When new freelance writers ask me what kind of writing I do, they are sometimes surprised to discover that I work primarily in web content. “Don’t magazines pay more and isn’t it better to have your name in print?” they ask. Indeed, magazines seem like the superior freelance writing alternative but before you decide to go down that route, you need to remember a critical part of your freelancing business that most freelancers completely forget: Cash flow.

My choice to write web content over magazine content is not because I prefer to charge less. Instead, there is a very practical reason for it: Cash flow is the money that comes into your freelancing business. Cash flow is a critical part of business because it allows you to keep working: You can pay your bills and put food on your table. Even if it’s not a pile of profit, it’s still important to have cash coming in so that you can afford to continue earning more cash.

Way back when I first started freelance writing full time, I had already written a few magazine articles before and knew something about the magazine industry: They can pay pretty well, but it can take days or even weeks (4-6 weeks is the average that I’ve found) to get a response on an article idea. Once you get a response, you write the article and submit it. Once they approve it (after your revisions), they put it into their publishing cycle and it might not be published for 1 to 6 months. And in most cases, magazines pay 1 to 3 months after publication. Add that up and you could be looking at 6 to 9 months before you see payment, sent by check through snail mail.

How do you pay your bills in the mean time?

Web content may pay less per word (but you’ll discover as you build up some experience in this business that it doesn’t actually pay that much less), but the projects can be won faster, completed faster, published faster, and you’ll get paid faster. I may earn slightly less per word writing for the web but I can earn it at a far faster rate.
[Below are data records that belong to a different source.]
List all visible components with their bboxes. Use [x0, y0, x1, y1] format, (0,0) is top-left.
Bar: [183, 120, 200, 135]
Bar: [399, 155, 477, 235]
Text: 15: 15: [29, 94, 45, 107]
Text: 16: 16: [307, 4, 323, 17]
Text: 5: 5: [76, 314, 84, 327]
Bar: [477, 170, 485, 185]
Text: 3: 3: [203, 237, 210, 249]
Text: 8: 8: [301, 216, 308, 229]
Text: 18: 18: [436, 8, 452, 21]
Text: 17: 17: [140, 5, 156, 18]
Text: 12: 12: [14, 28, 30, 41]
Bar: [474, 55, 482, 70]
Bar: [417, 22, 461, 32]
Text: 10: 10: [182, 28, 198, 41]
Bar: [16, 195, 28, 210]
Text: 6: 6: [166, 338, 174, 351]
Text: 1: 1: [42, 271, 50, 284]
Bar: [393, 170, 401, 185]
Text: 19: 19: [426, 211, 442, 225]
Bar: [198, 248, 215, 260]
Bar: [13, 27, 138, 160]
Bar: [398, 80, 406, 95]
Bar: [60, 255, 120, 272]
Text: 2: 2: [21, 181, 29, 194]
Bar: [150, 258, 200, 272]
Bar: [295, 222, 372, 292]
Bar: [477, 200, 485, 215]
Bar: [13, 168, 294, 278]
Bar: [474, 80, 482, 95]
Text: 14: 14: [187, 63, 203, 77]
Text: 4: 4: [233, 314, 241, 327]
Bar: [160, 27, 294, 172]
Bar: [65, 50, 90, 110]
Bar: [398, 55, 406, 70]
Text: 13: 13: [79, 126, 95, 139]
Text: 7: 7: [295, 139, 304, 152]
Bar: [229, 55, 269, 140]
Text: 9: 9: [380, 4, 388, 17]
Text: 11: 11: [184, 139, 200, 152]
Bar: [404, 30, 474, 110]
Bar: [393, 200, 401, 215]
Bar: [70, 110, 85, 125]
Don’t get me wrong, magazine content is good: We still live in a world where print content tends to be viewed with more credibility and authority than web content, and once you have your foot in the door of a few magazines, it’s easier to get more magazine work. And, once you have a good system going where the content you wrote for a magazine six months ago is paying you today while the content you wrote for a magazine five months ago is paying you next month. But until you get to that point, magazine writing is going to keep your cash flow from being as good as it could be.

Whether you are starting out as a freelancer or you’ve been working for a few years, cash flow will continue to be of critical importance to the survival of your business. While you might end up finding ways to pursue higher paying projects, remember what I’ve told you here as a lesson to consider when weighing your options between potentially more profitable projects or projects that provide cash flow today.